The first-term Democrat made the announcement Friday morning in a guest column for the Arizona Republic, just days after Democrats won a critical Senate runoff in Georgia. Sinema, who is up for re-election in 2024, did not say if she will continue to caucus with Democrats, as do independent senators Bernie Sanders, of Vermont, and Angus King, of Maine.
“Everyday Americans are increasingly left behind by national parties’ rigid partisanship, which has hardened in recent years,” Sinema wrote. “Pressures in both parties pull leaders to the edges, allowing the loudest, most extreme voices to determine their respective parties’ priorities and expecting the rest of us to fall in line.”
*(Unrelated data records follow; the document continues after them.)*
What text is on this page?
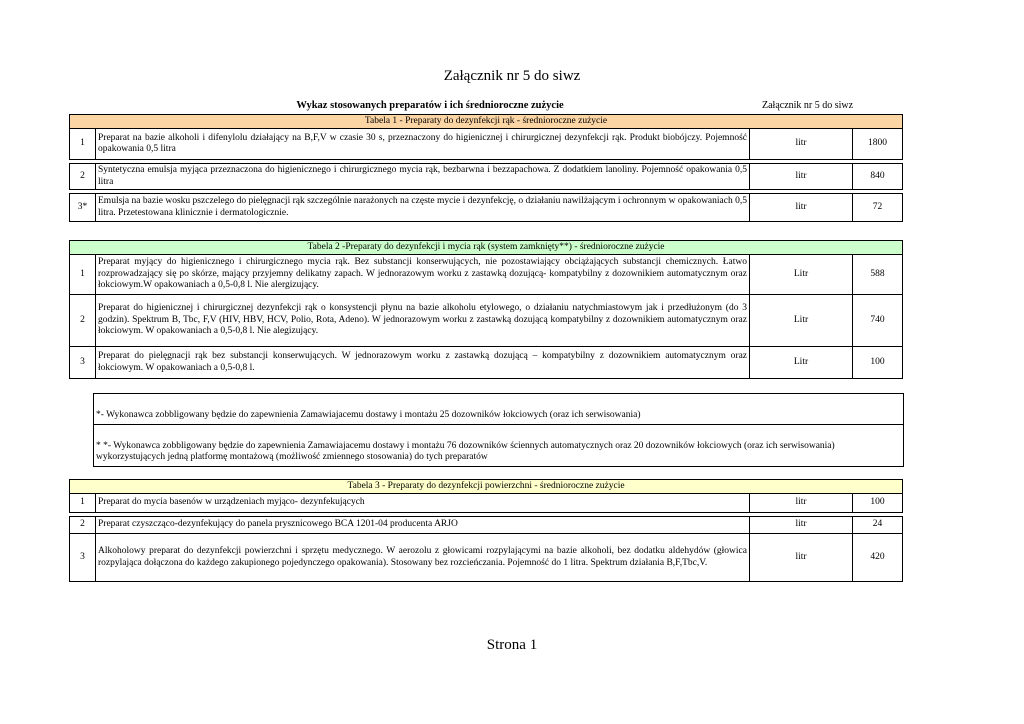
Załącznik nr 5 do siwz
Wykaz stosowanych preparatów i ich średnioroczne zużycie	Załącznik nr 5 do siwz
Tabela 1 - Preparaty do dezynfekcji rąk - średnioroczne zużycie			
1	Preparat na bazie alkoholi i difenylolu działający na B,F,V w czasie 30 s, przeznaczony do higienicznej i chirurgicznej dezynfekcji rąk. Produkt biobójczy. Pojemność opakowania 0,5 litra	litr	1800

2	Syntetyczna emulsja myjąca przeznaczona do higienicznego i chirurgicznego mycia rąk, bezbarwna i bezzapachowa. Z dodatkiem lanoliny. Pojemność opakowania 0,5 litra	litr	840

3*	Emulsja na bazie wosku pszczelego do pielęgnacji rąk szczególnie narażonych na częste mycie i dezynfekcję, o działaniu nawilżającym i ochronnym w opakowaniach 0,5 litra. Przetestowana klinicznie i dermatologicznie.	litr	72
Tabela 2 -Preparaty do dezynfekcji i mycia rąk (system zamknięty**) - średnioroczne zużycie			
1	Preparat myjący do higienicznego i chirurgicznego mycia rąk. Bez substancji konserwujących, nie pozostawiający obciążających substancji chemicznych. Łatwo rozprowadzający się po skórze, mający przyjemny delikatny zapach. W jednorazowym worku z zastawką dozującą- kompatybilny z dozownikiem automatycznym oraz łokciowym.W opakowaniach a 0,5-0,8 l. Nie alergizujący.	Litr	588
2	Preparat do higienicznej i chirurgicznej dezynfekcji rąk o konsystencji płynu na bazie alkoholu etylowego, o działaniu natychmiastowym jak i przedłużonym (do 3 godzin). Spektrum B, Tbc, F,V (HIV, HBV, HCV, Polio, Rota, Adeno). W jednorazowym worku z zastawką dozującą kompatybilny z dozownikiem automatycznym oraz łokciowym. W opakowaniach a 0,5-0,8 l. Nie alegizujący.	Litr	740
3	Preparat do pielęgnacji rąk bez substancji konserwujących. W jednorazowym worku z zastawką dozującą – kompatybilny z dozownikiem automatycznym oraz łokciowym. W opakowaniach a 0,5-0,8 l.	Litr	100
*- Wykonawca zobbligowany będzie do zapewnienia Zamawiajacemu dostawy i montażu 25 dozowników łokciowych (oraz ich serwisowania)
* *- Wykonawca zobbligowany będzie do zapewnienia Zamawiajacemu dostawy i montażu 76 dozowników ściennych automatycznych oraz 20 dozowników łokciowych (oraz ich serwisowania) wykorzystujących jedną platformę montażową (możliwość zmiennego stosowania) do tych preparatów
Tabela 3 - Preparaty do dezynfekcji powierzchni - średnioroczne zużycie			
1	Preparat do mycia basenów w urządzeniach myjąco- dezynfekujących	litr	100

2	Preparat czyszcząco-dezynfekujący do panela prysznicowego BCA 1201-04 producenta ARJO	litr	24
3	Alkoholowy preparat do dezynfekcji powierzchni i sprzętu medycznego. W aerozolu z głowicami rozpylającymi na bazie alkoholi, bez dodatku aldehydów (głowica rozpylająca dołączona do każdego zakupionego pojedynczego opakowania). Stosowany bez rozcieńczania. Pojemność do 1 litra. Spektrum działania B,F,Tbc,V.	litr	420
Strona 1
Becoming an Independent won’t change my work in the Senate; my service to Arizona remains the same. Read my full Op-ed in the Arizona Republic 3/3 ⬇️https://t.co/P2JQXFT5IJ
— Kyrsten Sinema (@kyrstensinema) December 9, 2022
Sinema, like West Virginia Democrat Sen. Joe Manchin, has often bucked her party’s Left-wing leadership, although both often fall in line after initial, headline-grabbing reluctance. She said in her column that both parties give too much credence to their extreme wings and are more interested in stymying one another’s agenda than working for those who elected them.
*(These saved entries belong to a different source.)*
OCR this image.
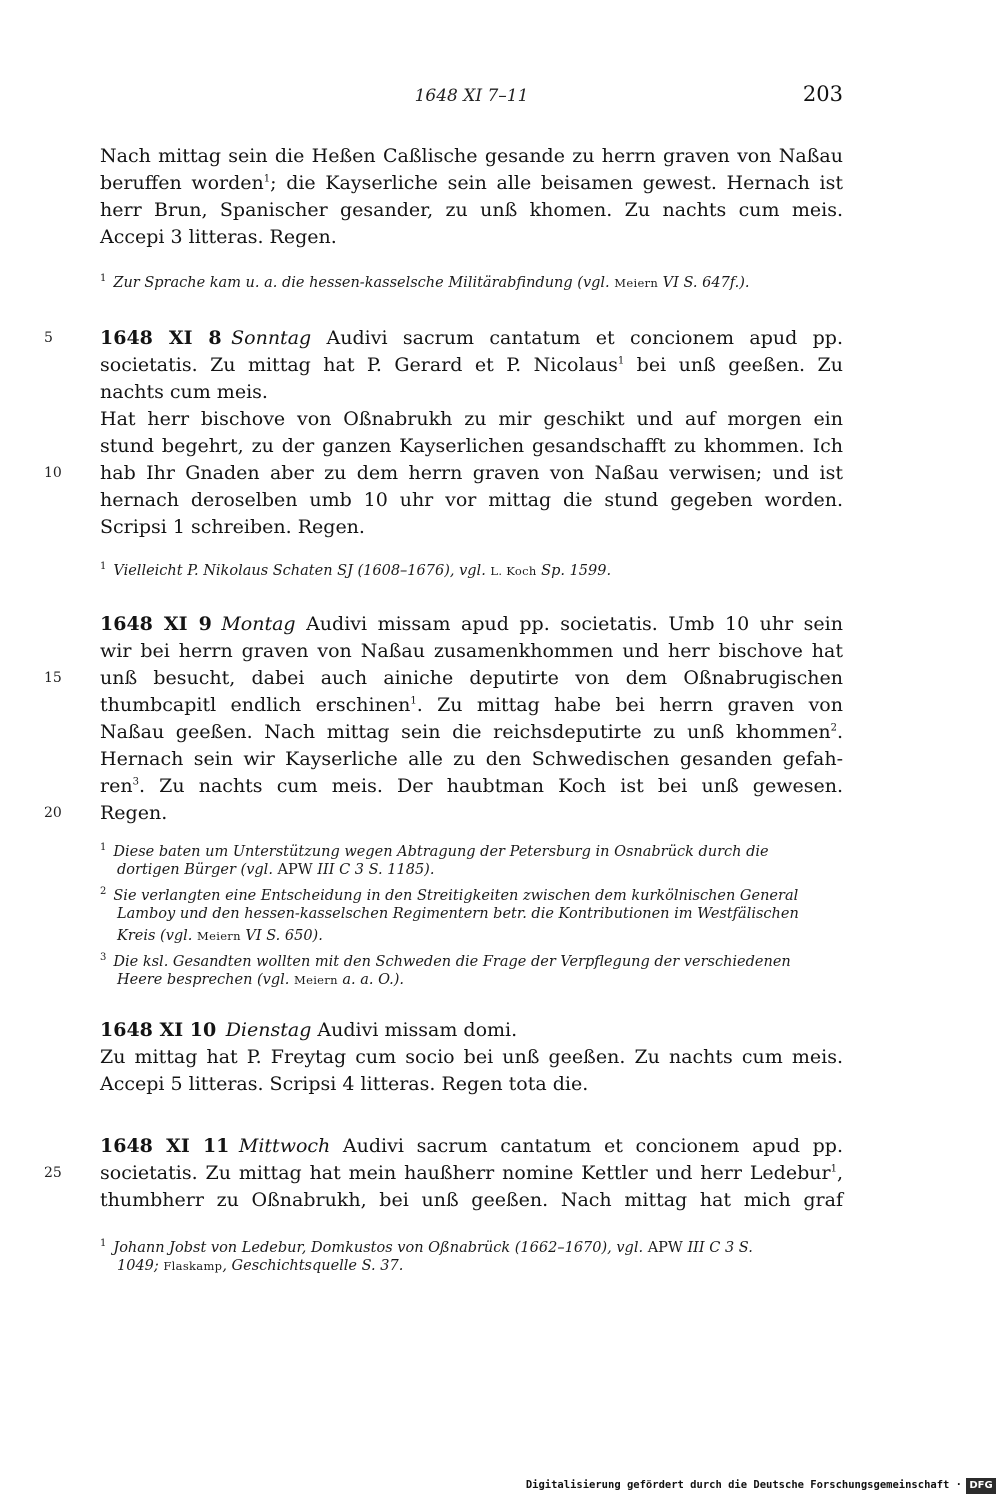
1648 XI 7–11	203
Nach mittag sein die Heßen Caßlische gesande zu herrn graven von Naßau
beruffen worden$^1$; die Kayserliche sein alle beisamen gewest. Hernach ist
herr Brun, Spanischer gesander, zu unß khomen. Zu nachts cum meis.
Accepi 3 litteras. Regen.
$^1$ Zur Sprache kam u. a. die hessen-kasselsche Militärabfindung (vgl. Meiern VI S. 647f.).
5	1648 XI 8  Sonntag Audivi sacrum cantatum et concionem apud pp.
societatis. Zu mittag hat P. Gerard et P. Nicolaus$^1$ bei unß geeßen. Zu
nachts cum meis.
Hat herr bischove von Oßnabrukh zu mir geschikt und auf morgen ein
stund begehrt, zu der ganzen Kayserlichen gesandschafft zu khommen. Ich
10	hab Ihr Gnaden aber zu dem herrn graven von Naßau verwisen; und ist
hernach deroselben umb 10 uhr vor mittag die stund gegeben worden.
Scripsi 1 schreiben. Regen.
$^1$ Vielleicht P. Nikolaus Schaten SJ (1608–1676), vgl. L. Koch Sp. 1599.
1648 XI 9  Montag Audivi missam apud pp. societatis. Umb 10 uhr sein
wir bei herrn graven von Naßau zusamenkhommen und herr bischove hat
15	unß besucht, dabei auch ainiche deputirte von dem Oßnabrugischen
thumbcapitl endlich erschinen$^1$. Zu mittag habe bei herrn graven von
Naßau geeßen. Nach mittag sein die reichsdeputirte zu unß khommen$^2$.
Hernach sein wir Kayserliche alle zu den Schwedischen gesanden gefah-
ren$^3$. Zu nachts cum meis. Der haubtman Koch ist bei unß gewesen.
20	Regen.
$^1$ Diese baten um Unterstützung wegen Abtragung der Petersburg in Osnabrück durch die
dortigen Bürger (vgl. APW III C 3 S. 1185).
$^2$ Sie verlangten eine Entscheidung in den Streitigkeiten zwischen dem kurkölnischen General
Lamboy und den hessen-kasselschen Regimentern betr. die Kontributionen im Westfälischen
Kreis (vgl. Meiern VI S. 650).
$^3$ Die ksl. Gesandten wollten mit den Schweden die Frage der Verpflegung der verschiedenen
Heere besprechen (vgl. Meiern a. a. O.).
1648 XI 10  Dienstag Audivi missam domi.
Zu mittag hat P. Freytag cum socio bei unß geeßen. Zu nachts cum meis.
Accepi 5 litteras. Scripsi 4 litteras. Regen tota die.
1648 XI 11  Mittwoch Audivi sacrum cantatum et concionem apud pp.
25	societatis. Zu mittag hat mein haußherr nomine Kettler und herr Ledebur$^1$,
thumbherr zu Oßnabrukh, bei unß geeßen. Nach mittag hat mich graf
$^1$ Johann Jobst von Ledebur, Domkustos von Oßnabrück (1662–1670), vgl. APW III C 3 S.
1049; Flaskamp, Geschichtsquelle S. 37.
Digitalisierung gefördert durch die Deutsche Forschungsgemeinschaft · DFG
“In catering to the fringes, neither party has demonstrated much tolerance for diversity of thought,” she wrote. “Bipartisan compromise is seen as a rarely acceptable last resort, rather than the best way to achieve lasting progress. Payback against the opposition party has replaced thoughtful legislating.”
In an interview with Politico, Sinema suggested she intends to vote the same way she has since her 2018 election.
“Nothing will change about my values or my behavior,” she said.
Democrats control 51 seats in the Senate after Georgia’s Raphael Warnock defeated Republican challenger Herschel Walker in Tuesday’s runoff election. But switching to independent is a shot across the bow to the party’s leadership, which has at times struggled to keep more moderate members in line with an agenda that includes massive green energy spending and lax border security.
Sinema was stalked and harassed at Arizona State University in October of 2021 by pro-illegal immigration activists who followed her into a restroom while recording the confrontation.
“I promised I would never bend to party pressure, and I would stay focused on solving problems and getting things done for everyday Arizonans,” Sinema wrote. “My approach is rare in Washington and has upset partisans in both parties.”
The move could better position Sinema for her 2024 re-election bid in a state that defies description as red or blue and values the maverick, a title longtime Arizona Republican Sen. John McCain wore proudly during his 31 years in the Senate, which ended when he died in 2018.